If sea level is going to rise by 5 feet, then it must be assumed floodplains would rise by at least 5 feet, he said. Someone building a home in the AE zone at an elevation of 7 feet may need to elevate their house to 12 feet, Mazzei said.

Precipitation could increase by as much as 35 percent by 2100, so today’s 500-year flood may be tomorrow’s 100- year flood on Federal Emergency Management Agency maps, he said.

In the future, applicants to the DEP for projects may be asked to contemplate the impacts of climate change on the viability of their project. 

“Based on the size of the project, the number of people that are going to rely on it and the potential loss that could happen both economically and to society if that structure is inaccessible or lost is important,” Mazzei said.

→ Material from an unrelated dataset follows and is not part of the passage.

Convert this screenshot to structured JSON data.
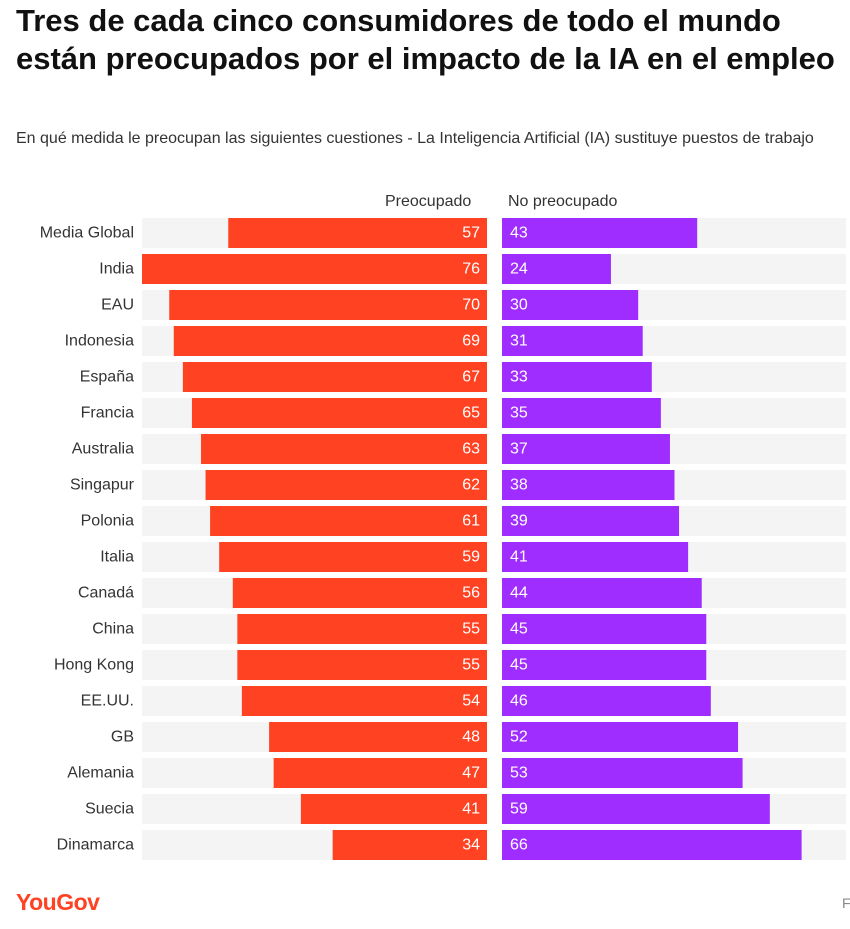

He said the DEP will provide incentives for nature-based solutions.

“Shorelines that are protected using vegetation in concert with other things like rock and wood tend to last longer and be more resilient than bulkheaded areas,” Mazzei said. 

The DEP wants to promote renewable energy but do so in a way that is environmentally responsible, he said. While offshore wind projects would be located miles off the coast, the power transmission lines must come to the mainland, which may mean placing large cables through shellfish habitats, Mazzei said.

Current regulations do not cover such electrical transmission lines, he said. 

Mazzei said the DEP is in the stage of writing new standards and is getting input from communities. New rules would be subject to a legal review that would take a few months, he said.

In late spring, the DEP will be proposing new regulations and offering a 60-day public comment period.

“It usually takes upwards of about a year from proposal to have a rule adopted,” he said. 

Projects that are being contemplated today probably will not have to deal with new standards until next year, according to Mazzei.